Computer Vision for Industry
Boost your operational efficiency by leveraging real-time data from videos and images.
In the manufacturing sector, computer vision has become integral to automation solutions. This technology drives advancements in quality control, safety, and production efficiency. Here are some key computer vision applications that enhance manufacturing processes:
Defect Detection
Achieving 100% accuracy in defect detection remains a significant challenge for large-scale manufacturing operations.

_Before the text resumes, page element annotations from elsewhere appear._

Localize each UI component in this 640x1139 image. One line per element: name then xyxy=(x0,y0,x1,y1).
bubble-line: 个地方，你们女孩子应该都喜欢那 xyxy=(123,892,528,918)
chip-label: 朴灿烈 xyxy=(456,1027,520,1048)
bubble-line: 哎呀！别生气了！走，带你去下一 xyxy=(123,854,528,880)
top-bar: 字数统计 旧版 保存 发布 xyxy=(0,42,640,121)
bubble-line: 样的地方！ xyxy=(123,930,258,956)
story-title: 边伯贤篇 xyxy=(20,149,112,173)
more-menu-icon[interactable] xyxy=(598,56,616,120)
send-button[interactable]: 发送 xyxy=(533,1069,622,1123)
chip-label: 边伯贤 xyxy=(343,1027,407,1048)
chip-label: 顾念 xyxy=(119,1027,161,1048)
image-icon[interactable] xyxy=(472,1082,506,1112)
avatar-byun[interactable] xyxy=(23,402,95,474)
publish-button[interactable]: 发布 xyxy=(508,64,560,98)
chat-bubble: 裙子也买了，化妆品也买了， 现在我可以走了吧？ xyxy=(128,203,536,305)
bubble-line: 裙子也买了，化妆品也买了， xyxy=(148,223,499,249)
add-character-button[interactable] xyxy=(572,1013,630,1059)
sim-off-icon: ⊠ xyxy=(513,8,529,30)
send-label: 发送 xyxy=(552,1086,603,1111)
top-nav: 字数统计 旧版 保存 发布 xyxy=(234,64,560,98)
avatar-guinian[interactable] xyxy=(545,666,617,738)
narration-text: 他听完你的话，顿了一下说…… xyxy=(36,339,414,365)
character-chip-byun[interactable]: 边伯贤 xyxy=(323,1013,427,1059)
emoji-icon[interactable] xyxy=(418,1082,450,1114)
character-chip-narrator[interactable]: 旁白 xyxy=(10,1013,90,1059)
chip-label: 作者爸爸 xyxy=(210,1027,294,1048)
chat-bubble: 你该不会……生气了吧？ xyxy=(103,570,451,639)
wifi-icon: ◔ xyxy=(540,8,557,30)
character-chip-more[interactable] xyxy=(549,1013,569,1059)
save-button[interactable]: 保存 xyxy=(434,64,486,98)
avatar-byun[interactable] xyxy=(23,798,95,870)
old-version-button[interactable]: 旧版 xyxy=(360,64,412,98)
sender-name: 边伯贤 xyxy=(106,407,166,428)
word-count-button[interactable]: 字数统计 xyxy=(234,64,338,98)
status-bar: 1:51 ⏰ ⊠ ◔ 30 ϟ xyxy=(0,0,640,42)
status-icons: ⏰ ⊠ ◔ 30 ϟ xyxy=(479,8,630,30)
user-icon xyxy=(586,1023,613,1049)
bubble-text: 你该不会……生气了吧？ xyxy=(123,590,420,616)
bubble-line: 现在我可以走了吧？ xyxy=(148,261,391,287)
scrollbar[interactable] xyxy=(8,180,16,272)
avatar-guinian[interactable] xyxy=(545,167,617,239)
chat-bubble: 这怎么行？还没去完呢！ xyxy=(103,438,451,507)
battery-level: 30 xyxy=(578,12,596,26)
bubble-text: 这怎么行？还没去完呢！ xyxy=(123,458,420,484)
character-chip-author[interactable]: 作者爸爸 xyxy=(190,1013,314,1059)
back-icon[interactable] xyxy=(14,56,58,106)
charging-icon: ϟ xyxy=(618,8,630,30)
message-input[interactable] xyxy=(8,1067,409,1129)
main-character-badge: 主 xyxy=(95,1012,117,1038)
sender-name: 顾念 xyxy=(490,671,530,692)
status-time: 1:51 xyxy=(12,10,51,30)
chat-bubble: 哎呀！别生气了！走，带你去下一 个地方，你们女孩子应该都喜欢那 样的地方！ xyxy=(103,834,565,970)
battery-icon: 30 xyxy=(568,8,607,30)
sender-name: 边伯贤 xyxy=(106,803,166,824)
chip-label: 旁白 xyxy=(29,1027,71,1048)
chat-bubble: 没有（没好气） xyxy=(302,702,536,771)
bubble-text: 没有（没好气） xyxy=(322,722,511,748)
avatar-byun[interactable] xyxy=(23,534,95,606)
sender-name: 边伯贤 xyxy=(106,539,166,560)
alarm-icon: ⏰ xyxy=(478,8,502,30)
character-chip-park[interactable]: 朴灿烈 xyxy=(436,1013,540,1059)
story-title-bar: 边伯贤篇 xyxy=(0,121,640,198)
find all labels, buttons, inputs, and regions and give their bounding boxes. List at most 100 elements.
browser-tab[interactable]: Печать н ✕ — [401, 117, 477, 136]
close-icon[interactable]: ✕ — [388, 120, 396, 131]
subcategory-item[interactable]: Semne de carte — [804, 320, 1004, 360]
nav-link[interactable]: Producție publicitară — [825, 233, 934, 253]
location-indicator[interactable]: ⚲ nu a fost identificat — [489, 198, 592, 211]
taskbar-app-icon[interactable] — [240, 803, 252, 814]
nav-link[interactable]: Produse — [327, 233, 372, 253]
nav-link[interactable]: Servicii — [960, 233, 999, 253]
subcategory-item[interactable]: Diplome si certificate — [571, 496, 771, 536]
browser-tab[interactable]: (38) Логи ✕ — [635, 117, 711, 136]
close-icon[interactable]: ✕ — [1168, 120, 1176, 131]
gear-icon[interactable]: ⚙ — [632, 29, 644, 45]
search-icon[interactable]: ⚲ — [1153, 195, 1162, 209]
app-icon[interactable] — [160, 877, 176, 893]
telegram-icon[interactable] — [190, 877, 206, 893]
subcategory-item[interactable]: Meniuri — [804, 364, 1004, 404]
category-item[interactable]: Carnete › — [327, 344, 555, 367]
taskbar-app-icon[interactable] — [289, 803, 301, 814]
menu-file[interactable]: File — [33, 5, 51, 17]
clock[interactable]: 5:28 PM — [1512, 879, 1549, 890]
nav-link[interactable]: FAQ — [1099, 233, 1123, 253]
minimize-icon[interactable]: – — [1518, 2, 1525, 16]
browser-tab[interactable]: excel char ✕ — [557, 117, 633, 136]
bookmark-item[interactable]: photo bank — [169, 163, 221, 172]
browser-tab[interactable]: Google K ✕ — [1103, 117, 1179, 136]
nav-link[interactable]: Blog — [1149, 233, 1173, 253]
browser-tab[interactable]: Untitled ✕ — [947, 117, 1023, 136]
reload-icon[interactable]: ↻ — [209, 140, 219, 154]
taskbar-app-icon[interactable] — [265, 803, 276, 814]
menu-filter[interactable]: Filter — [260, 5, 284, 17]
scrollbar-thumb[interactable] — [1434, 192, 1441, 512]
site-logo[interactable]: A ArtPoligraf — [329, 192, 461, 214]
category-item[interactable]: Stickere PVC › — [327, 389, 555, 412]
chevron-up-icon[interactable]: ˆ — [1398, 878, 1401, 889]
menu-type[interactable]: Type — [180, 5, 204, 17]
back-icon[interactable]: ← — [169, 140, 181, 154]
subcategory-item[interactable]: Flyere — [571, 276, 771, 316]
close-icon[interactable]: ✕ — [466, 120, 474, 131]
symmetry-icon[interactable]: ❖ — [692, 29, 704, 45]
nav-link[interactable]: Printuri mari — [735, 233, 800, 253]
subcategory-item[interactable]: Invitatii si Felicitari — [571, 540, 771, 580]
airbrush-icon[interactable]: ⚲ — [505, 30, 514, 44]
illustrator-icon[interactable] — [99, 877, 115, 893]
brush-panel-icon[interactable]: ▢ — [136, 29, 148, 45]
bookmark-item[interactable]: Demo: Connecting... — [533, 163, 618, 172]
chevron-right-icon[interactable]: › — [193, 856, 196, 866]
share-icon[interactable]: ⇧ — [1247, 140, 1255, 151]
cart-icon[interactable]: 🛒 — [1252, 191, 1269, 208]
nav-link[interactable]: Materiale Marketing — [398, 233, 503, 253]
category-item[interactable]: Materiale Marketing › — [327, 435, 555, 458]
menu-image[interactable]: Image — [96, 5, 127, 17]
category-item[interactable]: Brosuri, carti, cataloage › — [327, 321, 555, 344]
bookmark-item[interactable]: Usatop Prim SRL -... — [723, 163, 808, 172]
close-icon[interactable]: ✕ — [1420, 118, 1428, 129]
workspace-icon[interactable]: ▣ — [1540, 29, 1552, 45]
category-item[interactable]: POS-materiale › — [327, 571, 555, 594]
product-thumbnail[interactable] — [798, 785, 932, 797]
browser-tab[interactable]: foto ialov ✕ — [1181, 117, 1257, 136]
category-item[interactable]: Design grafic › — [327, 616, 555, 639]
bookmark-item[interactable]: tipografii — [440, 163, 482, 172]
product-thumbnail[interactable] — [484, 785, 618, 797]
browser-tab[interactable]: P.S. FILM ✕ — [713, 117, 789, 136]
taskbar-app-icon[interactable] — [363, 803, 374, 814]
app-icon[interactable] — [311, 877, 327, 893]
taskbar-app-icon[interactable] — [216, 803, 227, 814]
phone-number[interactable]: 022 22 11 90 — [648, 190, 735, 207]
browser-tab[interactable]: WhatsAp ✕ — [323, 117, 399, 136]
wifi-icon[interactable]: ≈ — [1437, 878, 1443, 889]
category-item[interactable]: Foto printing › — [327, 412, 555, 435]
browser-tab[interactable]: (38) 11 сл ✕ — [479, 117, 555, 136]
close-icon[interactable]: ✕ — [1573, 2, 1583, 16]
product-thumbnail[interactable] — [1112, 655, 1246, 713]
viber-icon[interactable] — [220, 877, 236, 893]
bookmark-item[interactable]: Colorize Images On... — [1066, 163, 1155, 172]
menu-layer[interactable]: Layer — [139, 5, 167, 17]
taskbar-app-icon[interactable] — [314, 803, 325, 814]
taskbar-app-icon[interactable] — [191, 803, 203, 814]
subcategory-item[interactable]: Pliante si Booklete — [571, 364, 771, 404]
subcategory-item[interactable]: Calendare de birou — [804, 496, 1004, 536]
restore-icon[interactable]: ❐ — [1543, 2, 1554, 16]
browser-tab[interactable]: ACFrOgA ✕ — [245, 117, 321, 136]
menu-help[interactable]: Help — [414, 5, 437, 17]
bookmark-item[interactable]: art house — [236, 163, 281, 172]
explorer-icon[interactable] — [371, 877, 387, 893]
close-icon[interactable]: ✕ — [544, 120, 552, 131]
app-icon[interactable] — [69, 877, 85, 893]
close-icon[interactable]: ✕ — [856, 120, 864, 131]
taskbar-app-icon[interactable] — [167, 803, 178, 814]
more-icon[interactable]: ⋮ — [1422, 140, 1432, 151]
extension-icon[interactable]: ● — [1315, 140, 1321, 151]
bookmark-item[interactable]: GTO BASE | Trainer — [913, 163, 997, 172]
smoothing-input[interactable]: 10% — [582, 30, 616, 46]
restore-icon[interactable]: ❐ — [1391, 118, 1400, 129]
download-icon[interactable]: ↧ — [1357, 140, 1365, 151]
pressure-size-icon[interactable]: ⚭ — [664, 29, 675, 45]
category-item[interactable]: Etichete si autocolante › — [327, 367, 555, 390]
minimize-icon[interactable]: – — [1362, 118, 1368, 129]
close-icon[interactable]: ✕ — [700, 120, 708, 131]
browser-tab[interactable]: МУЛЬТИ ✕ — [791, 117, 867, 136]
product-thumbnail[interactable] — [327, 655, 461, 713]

Our advanced camera systems capture real-time visual data and apply sophisticated computer vision and machine learning algorithms to analyze and compare this data against established quality benchmarks. This process allows for the precise detection of both large and small-scale defects throughout the production line. By improving the accuracy of defect identification, our technology not only supports a flawless production process but also helps reduce overall costs.
Reading text and barcodes
As most products have barcodes on their packaging, a computer vision technique called OCR can be successfully applied to automatically detect, verify, convert and translate barcodes into readable text.
By applying OCR to photographed labels or packaging, the text they contain is extracted and verified against databases. This procedure helps to identify wrongly labeled products, provide information about expiration dates, inform about product quantity in the magazine, and track packages at all stages of product development.
Product assembly
World-class companies have already implemented automation of the product assembly line—the company reported the automation of over 70% of their manufacturing processes. Computer vision generates 3D modeling designs, guides robots and human workers, identifies and tracks product components, and helps to maintain packaging standards.
Predictive maintenance
In the manufacturing environment, it’s common to see material degradation and corrosion causing equipment deformation. If not handled properly, this process can halt the manufacturing lines and compromise ’workers’ safety. Computer vision helps to monitor the machinery and equipment to find the maintenance needs and address them proactively before it’s too late.
Computer vision-powered devices monitor incoming data from machinery through cameras that identify defects and other changes. When they detect an issue, they send a signal to the system, allowing human operators to take corrective action before an asset is damaged or an accident occurs.
Aerial survey and imaging
Scene and environment monitoring using drones has become an essential element of agricultural transformation. Farmers can now leverage image data captured by drone cameras and processed using computer vision for remote crop and livestock monitoring and collect information about field geography or soil composition.